Experiências diversas no jornalismo impresso brasileiro
Apaixonada por sua escolha profissional, Juliana lembra que desde criança já dizia que seria jornalista no futuro. Além de gostar de ler e escrever, também sentia aquela vocação de “detetive” na infância. Uma descoberta inusitada, aliás, é contada com curiosidade. Na mudança para Londres, entre caixas e pastas, encontrou um trabalho de idiomas feito aos 14 anos para o colégio. A tarefa era escrever um currículo imaginário em inglês. Guess what? A aluna escreveu que era jornalista e trabalhava na BBC de Londres. Um exercício despretensioso que acabou se realizando anos depois!
Antes da Europa surgir no radar profissional, a trajetória de Juliana incluiu cursar Letras em paralelo ao Jornalismo. Houve até um intercâmbio para Granada, no sul da Espanha, para estudar literatura, história da arte. Na volta ao Brasil, aos 20 anos, enquanto estava no terceiro ano de Comunicação Social, foi aprovada para o programa de trainees da Folha de S. Paulo, deixando a faculdade de Letras de lado. Mas o gosto pela área cultural a direcionou justamente para atuar no suplemento Ilustrada.
Os cinco anos atuando em jornal impresso incluíram o tempo como repórter de políticas culturais e pauteira da Ilustrada. Esta posição, aliás, combina responsabilidade e dedicação diária, pois um pauteiro é o primeiro jornalista a chegar na redação, já com todos os jornais lidos. Dali, Juliana seguiu para a editoria de Cotidiano, realizando matérias especiais de Educação, Cidade, Comportamento e mais.
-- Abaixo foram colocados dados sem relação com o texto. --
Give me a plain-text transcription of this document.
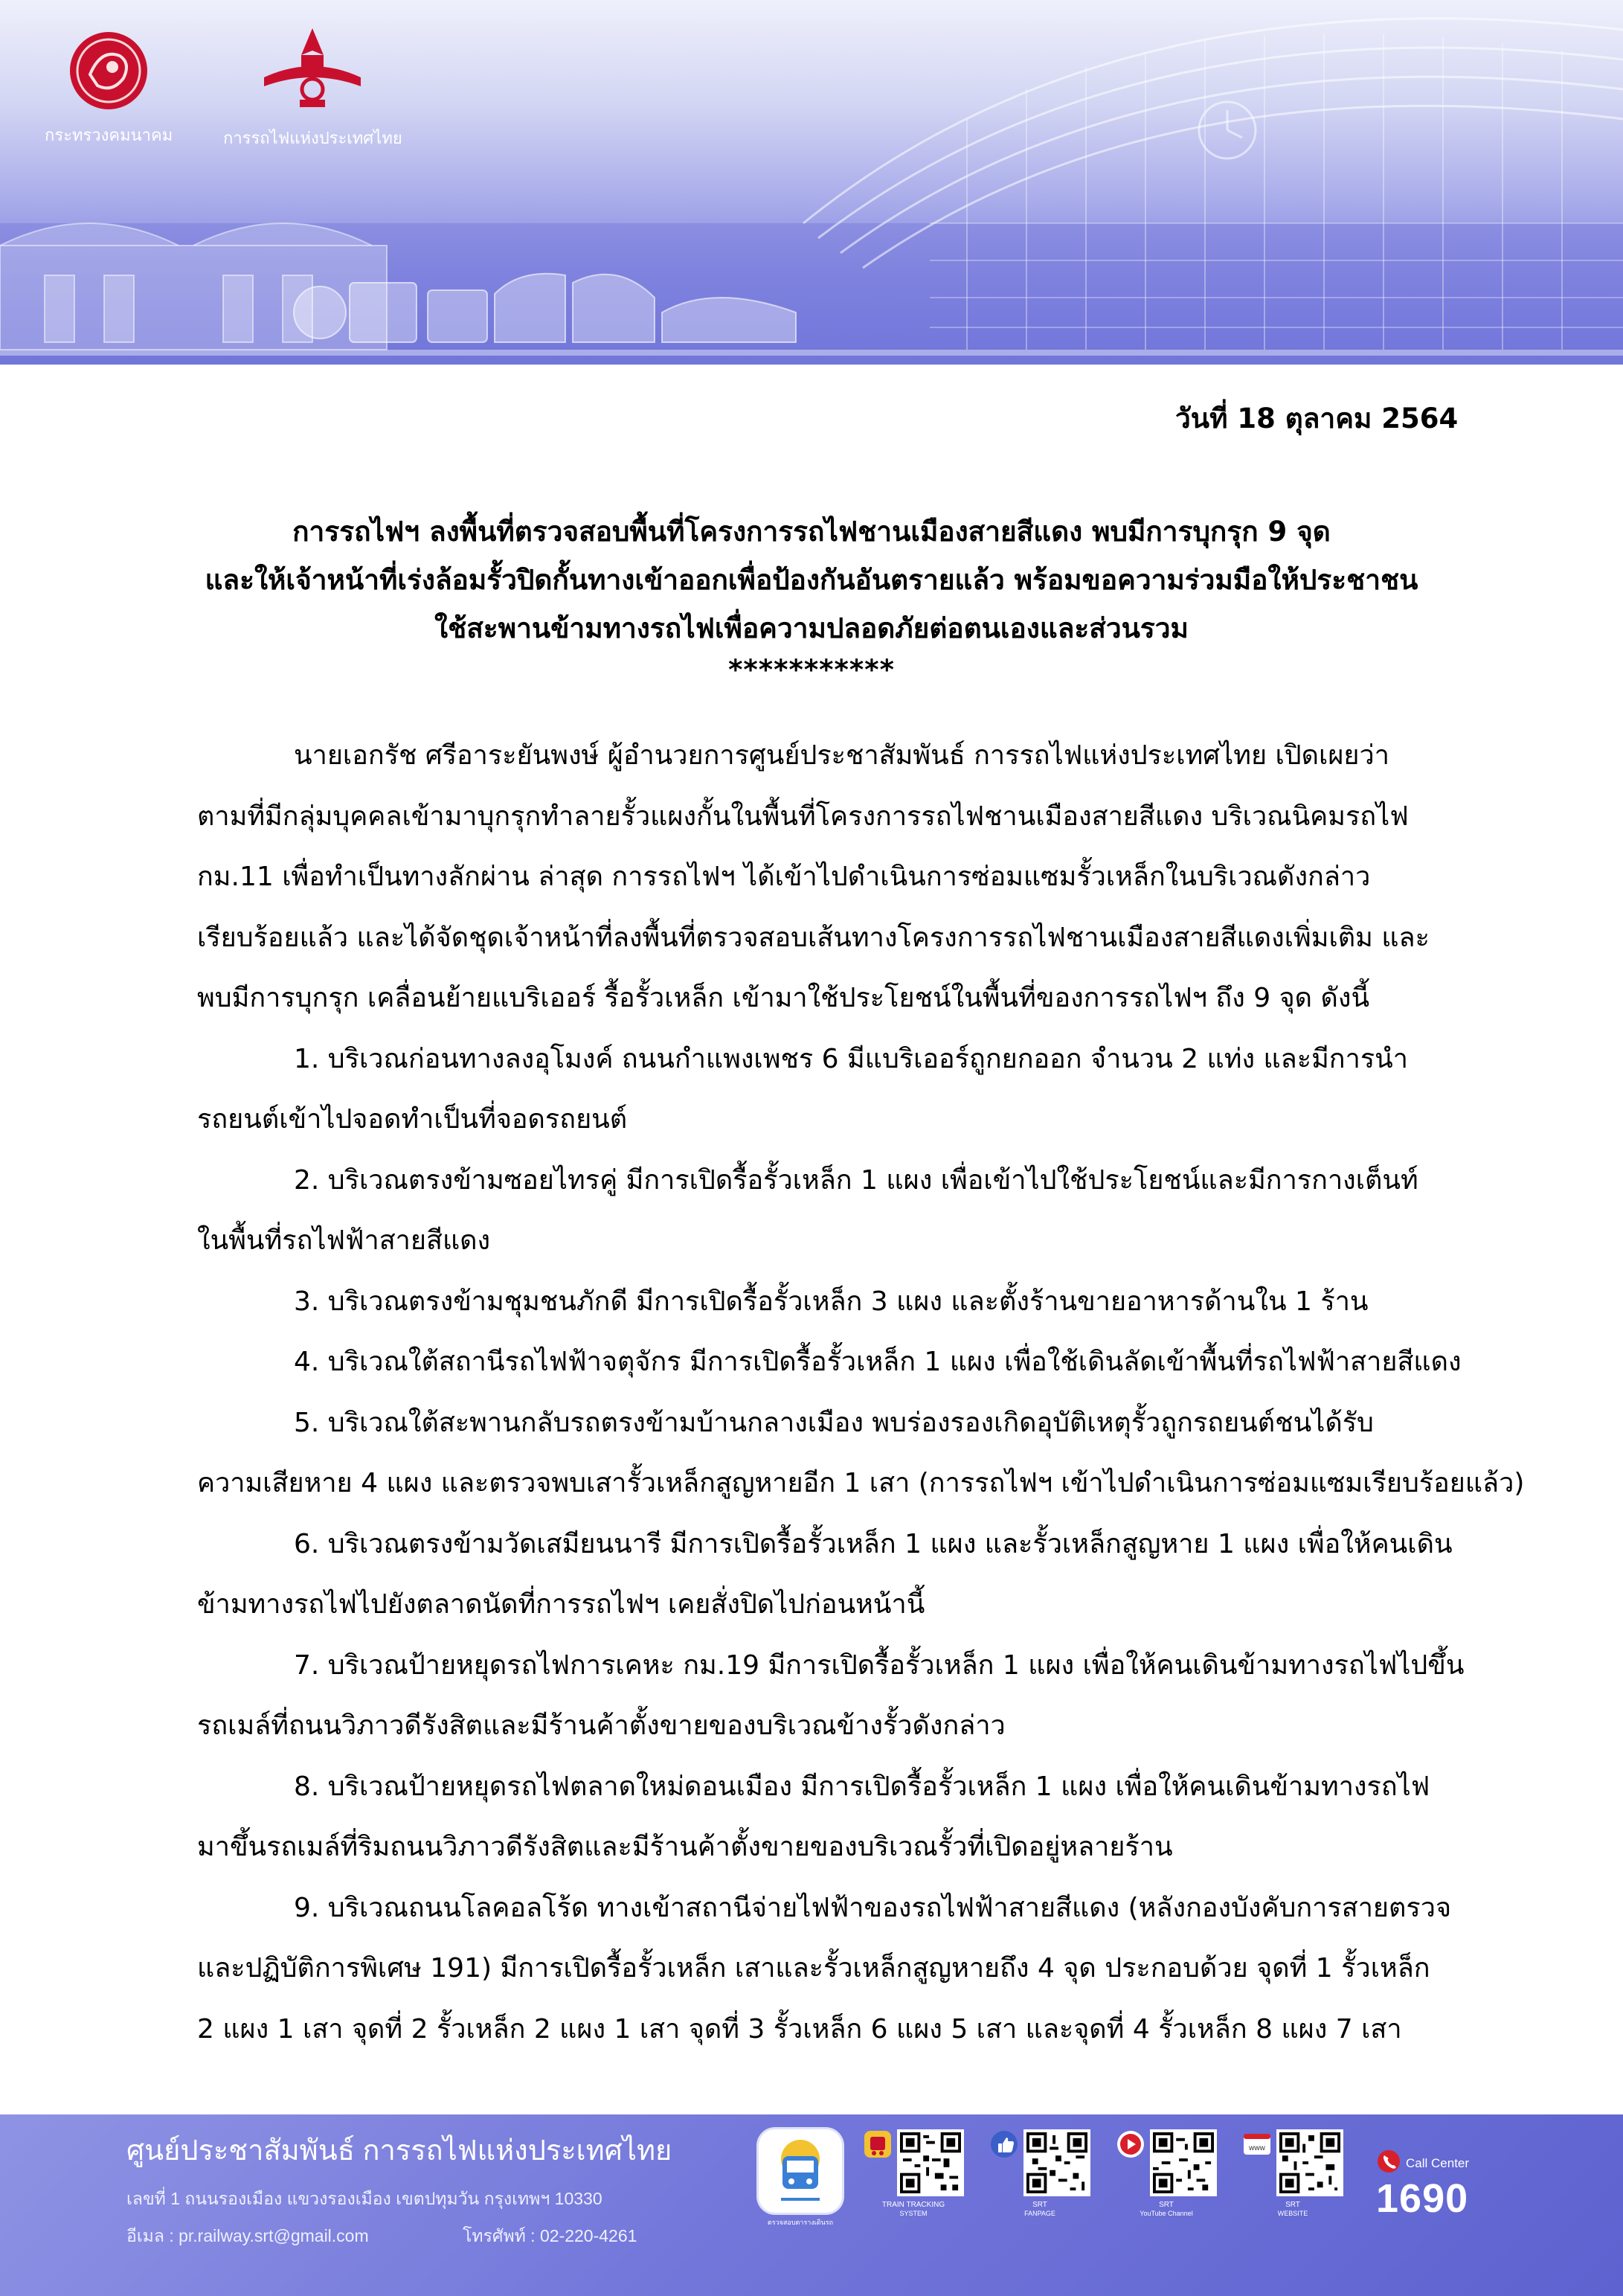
กระทรวงคมนาคม	การรถไฟแห่งประเทศไทย
วันที่ 18 ตุลาคม 2564
การรถไฟฯ ลงพื้นที่ตรวจสอบพื้นที่โครงการรถไฟชานเมืองสายสีแดง พบมีการบุกรุก 9 จุด
และให้เจ้าหน้าที่เร่งล้อมรั้วปิดกั้นทางเข้าออกเพื่อป้องกันอันตรายแล้ว พร้อมขอความร่วมมือให้ประชาชน
ใช้สะพานข้ามทางรถไฟเพื่อความปลอดภัยต่อตนเองและส่วนรวม
***********
นายเอกรัช ศรีอาระยันพงษ์ ผู้อำนวยการศูนย์ประชาสัมพันธ์ การรถไฟแห่งประเทศไทย เปิดเผยว่า
ตามที่มีกลุ่มบุคคลเข้ามาบุกรุกทำลายรั้วแผงกั้นในพื้นที่โครงการรถไฟชานเมืองสายสีแดง บริเวณนิคมรถไฟ
กม.11 เพื่อทำเป็นทางลักผ่าน ล่าสุด การรถไฟฯ ได้เข้าไปดำเนินการซ่อมแซมรั้วเหล็กในบริเวณดังกล่าว
เรียบร้อยแล้ว และได้จัดชุดเจ้าหน้าที่ลงพื้นที่ตรวจสอบเส้นทางโครงการรถไฟชานเมืองสายสีแดงเพิ่มเติม และ
พบมีการบุกรุก เคลื่อนย้ายแบริเออร์ รื้อรั้วเหล็ก เข้ามาใช้ประโยชน์ในพื้นที่ของการรถไฟฯ ถึง 9 จุด ดังนี้
1. บริเวณก่อนทางลงอุโมงค์ ถนนกำแพงเพชร 6 มีแบริเออร์ถูกยกออก จำนวน 2 แท่ง และมีการนำ
รถยนต์เข้าไปจอดทำเป็นที่จอดรถยนต์
2. บริเวณตรงข้ามซอยไทรคู่ มีการเปิดรื้อรั้วเหล็ก 1 แผง เพื่อเข้าไปใช้ประโยชน์และมีการกางเต็นท์
ในพื้นที่รถไฟฟ้าสายสีแดง
3. บริเวณตรงข้ามชุมชนภักดี มีการเปิดรื้อรั้วเหล็ก 3 แผง และตั้งร้านขายอาหารด้านใน 1 ร้าน
4. บริเวณใต้สถานีรถไฟฟ้าจตุจักร มีการเปิดรื้อรั้วเหล็ก 1 แผง เพื่อใช้เดินลัดเข้าพื้นที่รถไฟฟ้าสายสีแดง
5. บริเวณใต้สะพานกลับรถตรงข้ามบ้านกลางเมือง พบร่องรองเกิดอุบัติเหตุรั้วถูกรถยนต์ชนได้รับ
ความเสียหาย 4 แผง และตรวจพบเสารั้วเหล็กสูญหายอีก 1 เสา (การรถไฟฯ เข้าไปดำเนินการซ่อมแซมเรียบร้อยแล้ว)
6. บริเวณตรงข้ามวัดเสมียนนารี มีการเปิดรื้อรั้วเหล็ก 1 แผง และรั้วเหล็กสูญหาย 1 แผง เพื่อให้คนเดิน
ข้ามทางรถไฟไปยังตลาดนัดที่การรถไฟฯ เคยสั่งปิดไปก่อนหน้านี้
7. บริเวณป้ายหยุดรถไฟการเคหะ กม.19 มีการเปิดรื้อรั้วเหล็ก 1 แผง เพื่อให้คนเดินข้ามทางรถไฟไปขึ้น
รถเมล์ที่ถนนวิภาวดีรังสิตและมีร้านค้าตั้งขายของบริเวณข้างรั้วดังกล่าว
8. บริเวณป้ายหยุดรถไฟตลาดใหม่ดอนเมือง มีการเปิดรื้อรั้วเหล็ก 1 แผง เพื่อให้คนเดินข้ามทางรถไฟ
มาขึ้นรถเมล์ที่ริมถนนวิภาวดีรังสิตและมีร้านค้าตั้งขายของบริเวณรั้วที่เปิดอยู่หลายร้าน
9. บริเวณถนนโลคอลโร้ด ทางเข้าสถานีจ่ายไฟฟ้าของรถไฟฟ้าสายสีแดง (หลังกองบังคับการสายตรวจ
และปฏิบัติการพิเศษ 191) มีการเปิดรื้อรั้วเหล็ก เสาและรั้วเหล็กสูญหายถึง 4 จุด ประกอบด้วย จุดที่ 1 รั้วเหล็ก
2 แผง 1 เสา จุดที่ 2 รั้วเหล็ก 2 แผง 1 เสา จุดที่ 3 รั้วเหล็ก 6 แผง 5 เสา และจุดที่ 4 รั้วเหล็ก 8 แผง 7 เสา
ศูนย์ประชาสัมพันธ์ การรถไฟแห่งประเทศไทย
เลขที่ 1 ถนนรองเมือง แขวงรองเมือง เขตปทุมวัน กรุงเทพฯ 10330
อีเมล : pr.railway.srt@gmail.com	โทรศัพท์ : 02-220-4261
ตรวจสอบตารางเดินรถ
TRAIN TRACKING
SYSTEM
SRT
FANPAGE
SRT
YouTube Channel
www
SRT
WEBSITE
Call Center
1690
Por fim, passou a cobrir pessoas em situação de rua.
– Aprendi demais com aquelas pessoas. Sempre ouvi histórias muito interessantes. Pessoas internadas à força, pessoas que não conseguiam sair para ficar com suas famílias… A “Cracolândia” em São Paulo é vista como um problema por todas as prefeituras que já passaram por lá. Ninguém conseguiu resolver. Nas matérias mostramos as políticas públicas e principalmente a falta delas – relata Juliana sobre este período, no qual foi indicada ao Jornalista de Visão.
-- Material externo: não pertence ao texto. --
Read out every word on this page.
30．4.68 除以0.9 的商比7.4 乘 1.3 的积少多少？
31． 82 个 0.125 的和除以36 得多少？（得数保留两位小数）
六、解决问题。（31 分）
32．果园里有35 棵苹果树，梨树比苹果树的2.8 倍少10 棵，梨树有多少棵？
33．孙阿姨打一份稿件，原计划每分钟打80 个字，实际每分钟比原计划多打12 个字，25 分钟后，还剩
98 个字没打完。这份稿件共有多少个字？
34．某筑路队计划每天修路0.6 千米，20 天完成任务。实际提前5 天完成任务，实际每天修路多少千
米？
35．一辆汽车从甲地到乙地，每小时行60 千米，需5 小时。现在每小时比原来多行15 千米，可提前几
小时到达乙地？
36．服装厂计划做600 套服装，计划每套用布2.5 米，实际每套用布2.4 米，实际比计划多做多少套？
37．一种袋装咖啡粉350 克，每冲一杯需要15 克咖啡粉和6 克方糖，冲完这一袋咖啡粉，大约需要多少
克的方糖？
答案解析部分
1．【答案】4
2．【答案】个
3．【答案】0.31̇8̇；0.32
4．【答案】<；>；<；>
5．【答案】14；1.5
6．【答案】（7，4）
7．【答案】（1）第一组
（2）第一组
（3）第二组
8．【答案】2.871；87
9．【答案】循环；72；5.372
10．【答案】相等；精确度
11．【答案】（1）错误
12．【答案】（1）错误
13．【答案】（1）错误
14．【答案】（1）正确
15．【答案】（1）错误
Aos 31 anos, viver na capital britânica tem sido uma experiência de muita qualidade de vida, ainda que sinta falta dos amigos e familiares. Atualmente, curte o tempo livre com atividades de lazer, como ir ao cinema do bairro ou fazer escalada indoor. Aliás, a prática esportiva não é novidade: nos quatro meses que morou em Nova York se dedicou a nadar diariamente em uma piscina pública do Harlem. O treino tinha um objetivo, cumprido em julho daquele ano: ela realizou a travessia do estreito de Bósforo, na Turquia, nadando 6,5 quilômetros junto a mais 2 mil pessoas na aventura, no auge do verão por lá. Mais uma história para a jornalista Juliana contar.